Patrick Bourrat, a veteran foreign correspondent for France's TF1 television channel, died from wounds he sustained after the accident. According to diplomatic sources in the area, he was hit by the tank while trying to warn another media staff colleague who was in the path of the vehicle.
"This correspondent was an experienced veteran," said Aidan White, IFJ General Secretary "and it appears that he died while trying to keep a colleague out of harm's way. It is a terrible and tragic loss that highlights the dangers journalists face when they are reporting in conflict areas, even when it is covering so-called war games." Bourrat was one of scores of journalists and media staff covering the long-running Operation Desert Spring training exercise in Kuwait, which involves 12,000 United States troops.

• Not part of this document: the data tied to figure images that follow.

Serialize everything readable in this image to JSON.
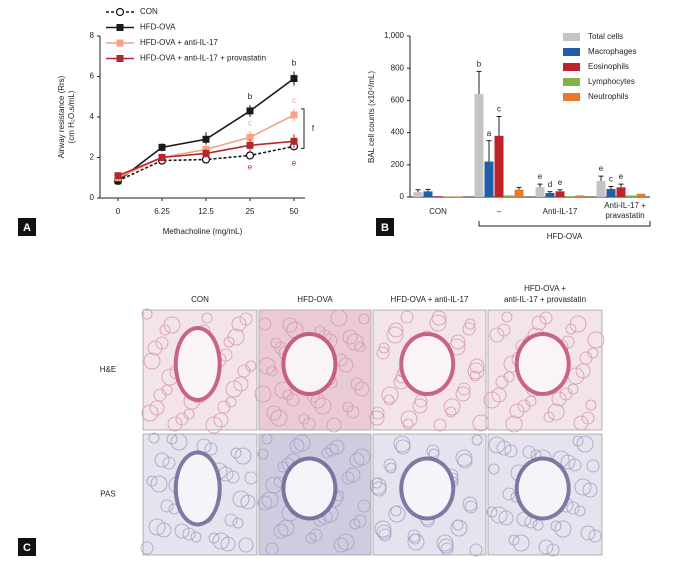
{
  "panel_labels": [
    "A",
    "B",
    "C"
  ],
  "chart_data": [
    {
      "type": "line",
      "xlabel": "Methacholine (mg/mL)",
      "ylabel": [
        "Airway resistance (Rrs)",
        "(cm H₂O.s/mL)"
      ],
      "categories": [
        "0",
        "6.25",
        "12.5",
        "25",
        "50"
      ],
      "ylim": [
        0,
        8
      ],
      "yticks": [
        0,
        2,
        4,
        6,
        8
      ],
      "bracket_label": "f",
      "series": [
        {
          "name": "CON",
          "color": "#1a1a1a",
          "marker": "circle-open",
          "dash": true,
          "values": [
            0.85,
            1.85,
            1.9,
            2.1,
            2.55
          ],
          "errors": [
            0.1,
            0.15,
            0.1,
            0.15,
            0.2
          ],
          "annotations": [
            null,
            null,
            null,
            null,
            null
          ]
        },
        {
          "name": "HFD-OVA",
          "color": "#1a1a1a",
          "marker": "square",
          "dash": false,
          "values": [
            0.85,
            2.5,
            2.9,
            4.3,
            5.9
          ],
          "errors": [
            0.1,
            0.2,
            0.35,
            0.3,
            0.35
          ],
          "annotations": [
            null,
            null,
            null,
            "b",
            "b"
          ]
        },
        {
          "name": "HFD-OVA + anti-IL-17",
          "color": "#f4a283",
          "marker": "square",
          "dash": false,
          "values": [
            1.0,
            2.0,
            2.4,
            3.0,
            4.1
          ],
          "errors": [
            0.1,
            0.2,
            0.25,
            0.3,
            0.3
          ],
          "annotations": [
            null,
            null,
            null,
            "c",
            "c"
          ]
        },
        {
          "name": "HFD-OVA + anti-IL-17 + provastatin",
          "color": "#b3282e",
          "marker": "square",
          "dash": false,
          "values": [
            1.1,
            2.0,
            2.2,
            2.6,
            2.8
          ],
          "errors": [
            0.1,
            0.2,
            0.2,
            0.3,
            0.35
          ],
          "annotations": [
            null,
            null,
            null,
            "e",
            "e"
          ]
        }
      ]
    },
    {
      "type": "bar",
      "ylabel": "BAL cell counts (x10⁴/mL)",
      "categories": [
        "CON",
        "–",
        "Anti-IL-17",
        "Anti-IL-17 + pravastatin"
      ],
      "group_label": "HFD-OVA",
      "ylim": [
        0,
        1000
      ],
      "yticks": [
        0,
        200,
        400,
        600,
        800,
        {
          "value": 1000,
          "label": "1,000"
        }
      ],
      "series": [
        {
          "name": "Total cells",
          "color": "#c4c4c4",
          "values": [
            30,
            640,
            60,
            100
          ],
          "errors": [
            15,
            140,
            20,
            30
          ],
          "annotations": [
            null,
            "b",
            "e",
            "e"
          ]
        },
        {
          "name": "Macrophages",
          "color": "#1f5ea8",
          "values": [
            35,
            220,
            25,
            50
          ],
          "errors": [
            12,
            130,
            8,
            15
          ],
          "annotations": [
            null,
            "a",
            "d",
            "c"
          ]
        },
        {
          "name": "Eosinophils",
          "color": "#c0222b",
          "values": [
            5,
            380,
            35,
            60
          ],
          "errors": [
            null,
            120,
            10,
            20
          ],
          "annotations": [
            null,
            "c",
            "e",
            "e"
          ]
        },
        {
          "name": "Lymphocytes",
          "color": "#82b34a",
          "values": [
            3,
            10,
            5,
            10
          ],
          "errors": [
            null,
            null,
            null,
            null
          ],
          "annotations": [
            null,
            null,
            null,
            null
          ]
        },
        {
          "name": "Neutrophils",
          "color": "#ea7a2b",
          "values": [
            3,
            45,
            10,
            20
          ],
          "errors": [
            null,
            15,
            null,
            null
          ],
          "annotations": [
            null,
            null,
            null,
            null
          ]
        }
      ]
    }
  ],
  "histology": {
    "columns": [
      [
        "CON"
      ],
      [
        "HFD-OVA"
      ],
      [
        "HFD-OVA + anti-IL-17"
      ],
      [
        "HFD-OVA +",
        "anti-IL-17 + provastatin"
      ]
    ],
    "rows": [
      "H&E",
      "PAS"
    ]
  }
}
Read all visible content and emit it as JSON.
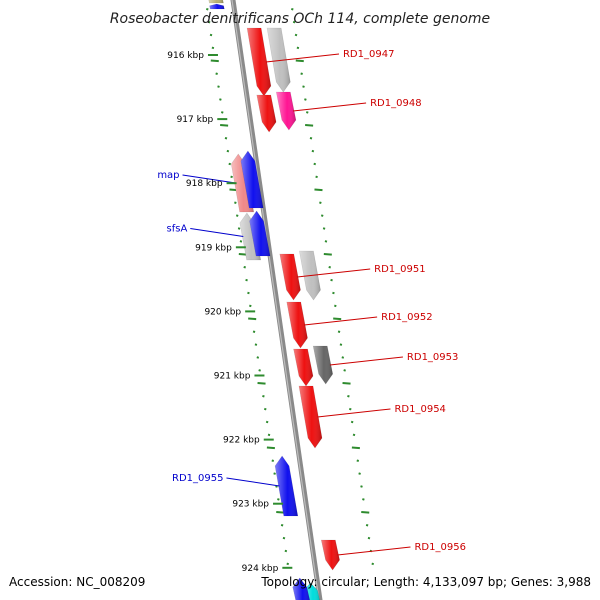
{
  "title": "Roseobacter denitrificans OCh 114, complete genome",
  "accession": "Accession: NC_008209",
  "summary": "Topology: circular; Length: 4,133,097 bp; Genes: 3,988",
  "colors": {
    "backbone": "#8a8a8a",
    "ticks": "#2e8b2e",
    "forward_label": "#0000cc",
    "reverse_label": "#cc0000"
  },
  "kbp_ticks": [
    "916 kbp",
    "917 kbp",
    "918 kbp",
    "919 kbp",
    "920 kbp",
    "921 kbp",
    "922 kbp",
    "923 kbp",
    "924 kbp"
  ],
  "genes": [
    {
      "id": "g-top-olive",
      "color": "#b8b070",
      "strand": "+",
      "track": 1,
      "from": -3,
      "to": 3,
      "label": ""
    },
    {
      "id": "g-top-blue",
      "color": "#1010ee",
      "strand": "+",
      "track": 1,
      "from": 4,
      "to": 9,
      "label": ""
    },
    {
      "id": "g-0947a",
      "color": "#ee1111",
      "strand": "-",
      "track": 1,
      "from": 28,
      "to": 96,
      "label": "RD1_0947"
    },
    {
      "id": "g-0947b",
      "color": "#c0c0c0",
      "strand": "-",
      "track": 2,
      "from": 28,
      "to": 92,
      "label": ""
    },
    {
      "id": "g-0948a",
      "color": "#ee1111",
      "strand": "-",
      "track": 1,
      "from": 95,
      "to": 132,
      "label": ""
    },
    {
      "id": "g-0948b",
      "color": "#ff1493",
      "strand": "-",
      "track": 2,
      "from": 92,
      "to": 130,
      "label": "RD1_0948"
    },
    {
      "id": "g-map",
      "color": "#f08888",
      "strand": "+",
      "track": 1,
      "from": 154,
      "to": 212,
      "label": "map"
    },
    {
      "id": "g-blue1",
      "color": "#1010ee",
      "strand": "+",
      "track": 2,
      "from": 151,
      "to": 208,
      "label": ""
    },
    {
      "id": "g-sfsA",
      "color": "#c0c0c0",
      "strand": "+",
      "track": 1,
      "from": 213,
      "to": 260,
      "label": "sfsA"
    },
    {
      "id": "g-blue2",
      "color": "#1010ee",
      "strand": "+",
      "track": 2,
      "from": 211,
      "to": 256,
      "label": ""
    },
    {
      "id": "g-0951a",
      "color": "#ee1111",
      "strand": "-",
      "track": 1,
      "from": 254,
      "to": 300,
      "label": "RD1_0951"
    },
    {
      "id": "g-0951b",
      "color": "#c0c0c0",
      "strand": "-",
      "track": 2,
      "from": 251,
      "to": 300,
      "label": ""
    },
    {
      "id": "g-0952",
      "color": "#ee1111",
      "strand": "-",
      "track": 1,
      "from": 302,
      "to": 348,
      "label": "RD1_0952"
    },
    {
      "id": "g-0953a",
      "color": "#ee1111",
      "strand": "-",
      "track": 1,
      "from": 349,
      "to": 386,
      "label": ""
    },
    {
      "id": "g-0953b",
      "color": "#666666",
      "strand": "-",
      "track": 2,
      "from": 346,
      "to": 384,
      "label": "RD1_0953"
    },
    {
      "id": "g-0954",
      "color": "#ee1111",
      "strand": "-",
      "track": 1,
      "from": 386,
      "to": 448,
      "label": "RD1_0954"
    },
    {
      "id": "g-0955",
      "color": "#1010ee",
      "strand": "+",
      "track": 1,
      "from": 456,
      "to": 516,
      "label": "RD1_0955"
    },
    {
      "id": "g-0956",
      "color": "#ee1111",
      "strand": "-",
      "track": 1,
      "from": 540,
      "to": 570,
      "label": "RD1_0956"
    },
    {
      "id": "g-bottom-cyan",
      "color": "#00dddd",
      "strand": "+",
      "track": 2,
      "from": 583,
      "to": 604,
      "label": ""
    },
    {
      "id": "g-bottom-blue",
      "color": "#1010ee",
      "strand": "+",
      "track": 1,
      "from": 578,
      "to": 604,
      "label": ""
    }
  ]
}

Much of the exercise involves live-fire training drills.
"This appears to have been a tragic accident, and one that probably could not have been avoided," said White, "but it underlines the need for all media organisations to make sure their staff are trained and equipped for dangerous conditions."
The IFJ believes that journalists who have been given widespread access to cover the military exercises need to be fully aware of the dangers they face.
"As pressure mounts in the region and the prospects of conflict grow, it is essential that journalists and media staff are prepared," says the IFJ, which announced on Friday that some 67 journalists and media staff have been killed in 2002, many of them in conflict zones.